California drivers can choose from a variety of hydrogen-fueled cars, including the Toyota Mirai, the Honda FCX Clarity, the Hyundai Tucson Fuel Cell, and the Daimler B-Class F-CELL. The introduction of the vehicles to other states will come with the opening of fueling stations, automakers say.

Even as competitors, the automakers with hydrogen-fueled vehicles are open to cooperative efforts. Toyota, for instance, has decided to share about 5,600 patents on fuel-cell vehicles for free to accelerate the spread of the technology. "We strongly believe that to move a hydrogen economy, a hydrogen society, forward, we need everyone to succeed—including all our competitors," said Pisz.

Toyota announced in October it planned to eliminate the production of cars fueled by gasoline or diesel by 2050 in favor of putting more hybrids and fuel-cell vehicles on the road as a way to reduce greenhouse gases and combat global warming.

Learn more about NREL's research into hydrogen and fuel cells.

High School Students Win with Hydrogen-Fueled Vehicle

Students show visitors to NREL's Education Center their winning car.

Students from Wheat Ridge High School show off their winning car. Photo by Ellen Jaskol

Some of the applause heard at the dedication of the new hydrogen fueling station at NREL on October 8 was intended for a group of high school students and their teachers.

Earlier this year, the students from Wheat Ridge High School made their initial foray into designing and building a prototype hydrogen-fueled vehicle for the Shell Eco-Marathon Americas competition, and walked away winners in their division.
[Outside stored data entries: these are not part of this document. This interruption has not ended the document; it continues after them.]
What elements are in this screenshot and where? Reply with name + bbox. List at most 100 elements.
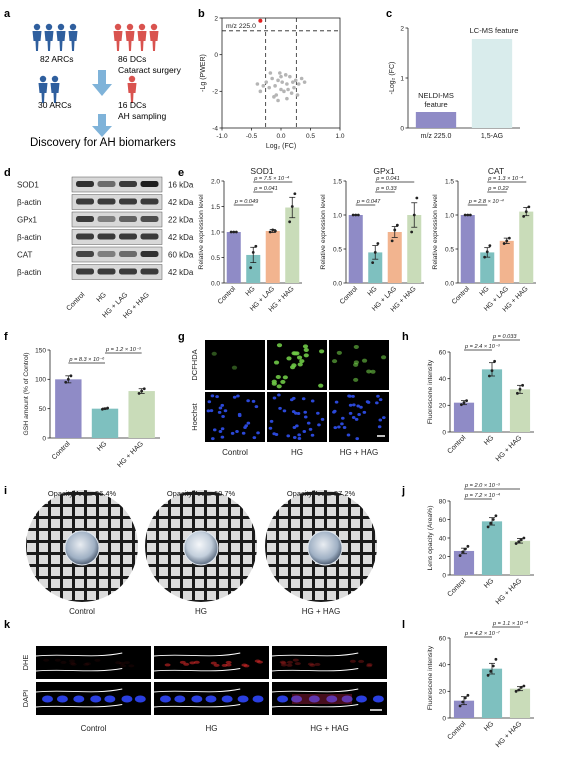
blot-strip [71,264,163,280]
y-tick-label: 0.5 [211,255,220,262]
data-point [516,391,519,395]
step-cataract-surgery: Cataract surgery [118,65,182,75]
nucleus [174,695,186,703]
dhe-signal [286,663,293,667]
data-point [142,387,146,391]
lens [307,530,343,566]
p-value-label: p = 0.041 [375,176,399,182]
nucleus [355,437,360,441]
data-point [279,74,283,79]
nucleus [310,399,315,403]
nucleus [221,695,233,703]
nucleus [382,416,386,420]
y-tick-label: 40 [439,662,447,669]
blot-band [119,251,137,257]
capsule-outline [271,668,359,672]
bar [348,215,363,283]
nucleus [254,405,259,409]
dhe-signal [54,658,61,662]
data-point [276,98,280,103]
p-value-label: p = 0.049 [234,199,258,205]
nucleus [291,695,303,703]
category-label: Control [451,285,472,306]
kda-label: 60 kDa [168,251,194,260]
data-point [514,689,518,693]
cell-signal [370,369,376,374]
cell-signal [276,343,283,348]
data-point [69,374,73,378]
data-point [280,80,284,84]
data-point [494,514,498,518]
blot-strip [71,194,163,210]
y-tick-label: 0 [400,125,404,132]
blot-band [140,181,159,187]
dhe-signal [60,660,67,664]
category-label: Control [339,285,360,306]
nucleus [246,399,250,403]
bar [499,240,514,283]
data-point [255,82,260,86]
dhe-signal [221,663,228,667]
blot-band [119,198,137,205]
data-point [292,85,296,90]
data-point [258,89,263,94]
category-label: HG [483,720,495,732]
y-tick-label: 0 [442,429,446,436]
data-point [486,673,490,677]
kda-label: 42 kDa [168,268,194,277]
p-value-label: p = 7.2 × 10⁻⁴ [464,492,501,499]
nucleus [256,431,260,435]
data-point [488,374,491,378]
bar [387,232,402,283]
dhe-signal [309,663,316,667]
nucleus [121,695,133,703]
capsule-outline [153,704,241,708]
chart-title: GPx1 [373,166,395,176]
nucleus [220,435,225,439]
category-label: HG + HAG [495,434,524,463]
nucleus [357,413,361,417]
data-point [278,71,282,75]
nucleus [346,433,351,437]
highlight-point [258,18,263,23]
dhe-signal [358,659,365,663]
panel-e-expression: e SOD1 0.0 0.5 1.0 1.5 2.0 Relative expression… [178,166,536,314]
cell-signal [299,359,305,364]
data-point [465,399,468,403]
cell-signal [380,355,387,360]
nucleus [320,417,325,421]
nucleus [302,429,307,433]
panel-label-j: j [401,485,405,497]
capsule-outline [35,668,123,672]
blot-band [76,251,94,257]
data-point [261,84,266,88]
data-point [282,89,286,94]
data-point [285,96,289,101]
capsule-outline [153,668,241,672]
data-point [251,251,255,254]
row-label: Hoechst [190,402,199,430]
data-point [270,76,274,81]
blot-band [97,268,116,275]
nucleus [223,409,228,413]
nucleus [282,409,287,413]
nucleus [236,394,240,398]
dhe-signal [183,662,190,666]
data-point [229,230,233,234]
nucleus [206,409,211,413]
x-tick-label: 0.0 [276,133,285,140]
nucleus [303,415,308,419]
category-label: Control [217,285,238,306]
nucleus [376,394,380,398]
nucleus [340,422,344,426]
protein-label: SOD1 [17,181,39,190]
dhe-signal [210,661,217,665]
step-ah-sampling: AH sampling [118,111,166,121]
data-point [463,696,467,700]
p-value-label: p = 0.22 [487,186,509,192]
panel-c-bar: c 0 1 2 -Log₂ (FC) m/z 225.0 1,5-AG NELDI-MSfe… [386,8,520,140]
person-body-icon [127,83,137,103]
data-point [371,261,375,264]
nucleus [207,400,212,404]
dhe-signal [314,662,321,666]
The competition is a challenge for students in high school or college to design an energy-efficient vehicle. After the success of the 16-member team from Wheat Ridge, the school is preparing for next year's Shell Eco-Marathon.
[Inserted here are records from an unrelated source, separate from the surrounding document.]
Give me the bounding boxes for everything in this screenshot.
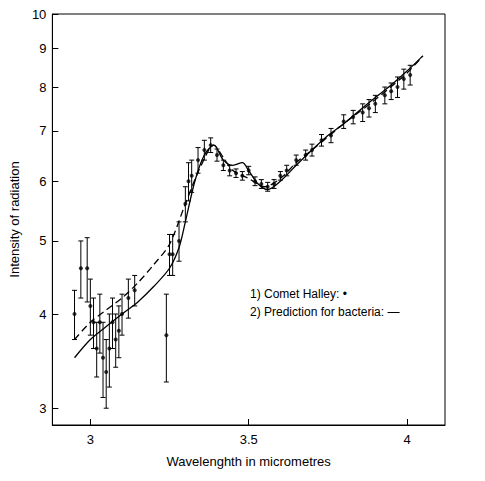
svg-text:3: 3	[39, 401, 46, 416]
svg-text:2) Prediction for bacteria: —: 2) Prediction for bacteria: —	[250, 305, 399, 319]
svg-text:4: 4	[403, 432, 410, 447]
svg-text:Intensity of radiation: Intensity of radiation	[7, 161, 22, 277]
svg-text:5: 5	[39, 233, 46, 248]
svg-text:Wavelenghth in micrometres: Wavelenghth in micrometres	[167, 454, 332, 469]
svg-text:3: 3	[87, 432, 94, 447]
svg-text:9: 9	[39, 41, 46, 56]
svg-text:3.5: 3.5	[240, 432, 258, 447]
svg-text:10: 10	[32, 7, 46, 22]
svg-text:6: 6	[39, 174, 46, 189]
svg-text:7: 7	[39, 123, 46, 138]
svg-text:1) Comet Halley: •: 1) Comet Halley: •	[250, 287, 347, 301]
svg-text:4: 4	[39, 307, 46, 322]
svg-text:8: 8	[39, 80, 46, 95]
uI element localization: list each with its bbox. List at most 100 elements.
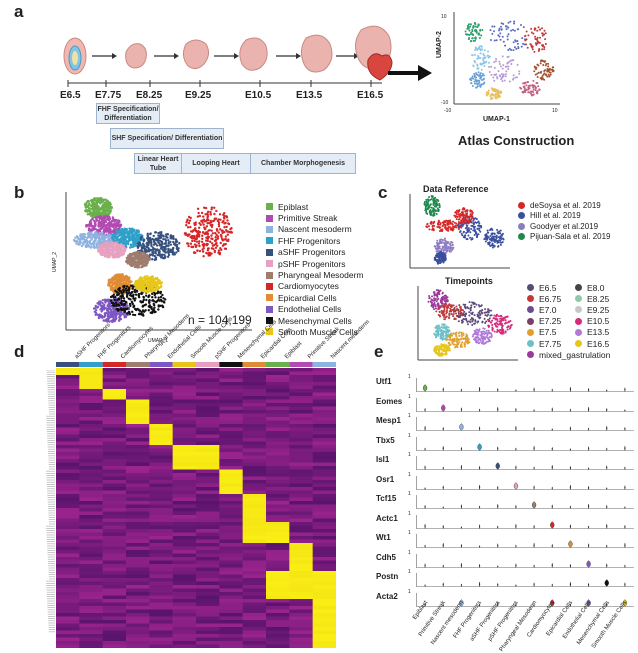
- umap-timepoint-point: [463, 310, 466, 313]
- umap-reference-point: [443, 245, 446, 248]
- umap-cell-point: [162, 235, 165, 238]
- umap-cell-point: [115, 293, 119, 297]
- stage-label: E7.75: [95, 90, 122, 101]
- umap-point: [480, 68, 483, 71]
- umap-cell-point: [124, 278, 127, 282]
- umap-cell-point: [125, 289, 128, 293]
- umap-timepoint-point: [453, 308, 456, 311]
- umap-cell-point: [114, 282, 118, 285]
- umap-cell-point: [143, 261, 146, 264]
- umap-cell-point: [156, 299, 159, 303]
- umap-reference-point: [487, 231, 490, 234]
- umap-cell-point: [196, 215, 200, 218]
- umap-timepoint-point: [496, 322, 499, 325]
- umap-reference-point: [448, 243, 451, 246]
- umap-timepoint-point: [443, 308, 446, 311]
- umap-timepoint-point: [493, 314, 496, 317]
- umap-reference-point: [471, 213, 474, 216]
- umap-cell-point: [160, 240, 163, 244]
- umap-cell-point: [121, 252, 124, 256]
- umap-cell-point: [134, 280, 138, 284]
- umap-cell-point: [140, 277, 144, 280]
- umap-cell-point: [163, 246, 166, 249]
- umap-timepoint-point: [452, 315, 455, 318]
- umap-cell-point: [134, 297, 137, 300]
- umap-point: [512, 78, 515, 81]
- umap-cell-point: [227, 239, 230, 243]
- legend-label: Smooth Muscle Cells: [278, 326, 358, 337]
- umap-cell-point: [166, 244, 169, 248]
- umap-point: [464, 30, 467, 33]
- umap-timepoint-point: [441, 312, 444, 315]
- umap-cell-point: [95, 242, 98, 246]
- umap-cell-point: [115, 254, 119, 257]
- umap-cell-point: [128, 294, 132, 297]
- umap-reference-point: [443, 254, 446, 257]
- umap-timepoint-point: [445, 296, 448, 299]
- umap-point: [513, 29, 516, 32]
- umap-point: [513, 46, 516, 49]
- umap-cell-point: [96, 302, 99, 305]
- umap-point: [497, 93, 500, 96]
- umap-timepoint-point: [476, 321, 479, 324]
- umap-reference-point: [432, 199, 435, 202]
- umap-cell-point: [101, 316, 104, 319]
- umap-reference-point: [452, 220, 455, 223]
- umap-cell-point: [139, 312, 143, 316]
- umap-cell-point: [154, 292, 157, 295]
- umap-timepoint-point: [446, 299, 449, 302]
- umap-timepoint-point: [434, 307, 437, 310]
- umap-point: [488, 71, 491, 74]
- umap-cell-point: [137, 294, 140, 297]
- embryo-e10-5-icon: [300, 34, 333, 73]
- umap-point: [471, 33, 474, 36]
- umap-reference-point: [501, 237, 504, 240]
- umap-point: [505, 28, 508, 31]
- umap-point: [501, 80, 504, 83]
- umap-cell-point: [89, 204, 93, 207]
- umap-cell-point: [167, 238, 170, 242]
- umap-point: [536, 90, 539, 93]
- umap-cell-point: [198, 233, 201, 236]
- umap-cell-point: [79, 237, 82, 240]
- umap-cell-point: [108, 320, 111, 323]
- umap-timepoint-point: [463, 305, 466, 308]
- umap-reference-point: [499, 229, 502, 232]
- umap-point: [538, 28, 541, 31]
- umap-reference-point: [472, 225, 475, 228]
- umap-cell-point: [133, 307, 137, 311]
- umap-cell-point: [229, 231, 232, 234]
- umap-reference-point: [497, 241, 500, 244]
- umap-tick: 10: [552, 108, 558, 114]
- reference-legend-item: Hill et al. 2019: [518, 211, 611, 222]
- umap-cell-point: [135, 253, 138, 257]
- umap-reference-point: [500, 233, 503, 236]
- umap-reference-point: [436, 239, 439, 242]
- umap-reference-point: [466, 212, 469, 215]
- umap-cell-point: [138, 263, 142, 266]
- umap-cell-point: [106, 311, 110, 315]
- umap-cell-point: [226, 233, 230, 236]
- umap-cell-point: [210, 234, 213, 237]
- umap-point: [472, 26, 475, 29]
- umap-cell-point: [154, 310, 157, 314]
- umap-cell-point: [224, 235, 228, 238]
- umap-timepoint-point: [466, 323, 469, 326]
- umap-timepoint-point: [431, 295, 434, 298]
- umap-reference-point: [466, 209, 469, 212]
- umap-cell-point: [198, 221, 201, 225]
- umap-timepoint-point: [479, 313, 482, 316]
- umap-cell-point: [151, 295, 154, 299]
- umap-cell-point: [142, 298, 146, 302]
- umap-reference-point: [472, 219, 475, 222]
- umap-reference-point: [493, 232, 496, 235]
- umap-point: [506, 55, 509, 58]
- umap-cell-point: [218, 213, 222, 216]
- umap-timepoint-point: [468, 314, 471, 317]
- umap-cell-point: [225, 225, 228, 229]
- umap-point: [493, 61, 496, 64]
- umap-cell-point: [94, 223, 97, 226]
- umap-reference-point: [496, 231, 499, 234]
- umap-reference-point: [436, 243, 439, 246]
- umap-cell-point: [123, 303, 126, 306]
Chuck Sprague, who teaches engineering at Wheat Ridge, said 41 students signed up for this year's class and are readying two cars for the upcoming contest, set for April in Detroit. About half of the students will come up with a vehicle to compete in the prototype division. This year's entry, nicknamed "The Beast," was a low-slung lightweight vehicle with three bicycle tires and barely room for the driver. The rest will work on a car in the urban concept division, which requires vehicles to be closer to street legal, with headlights, windshield wipers, blinkers, and trunk space.

Competitors can choose from seven different energy sources to power their vehicles, which are judged by how far they can go. The Wheat Ridge students will use hydrogen fuel cells in both of their vehicles.

"We've heard about hydrogen but didn't know much about it," said Andrew Miller, a senior and returning competitor. "Working on this project made it more realistic for us."

"One of the big appeals is it's nice to show the students you don't have to fill up with gas and everything runs on gas," Sprague said, pointing to the benefits of using hydrogen. "It's clean. It's efficient."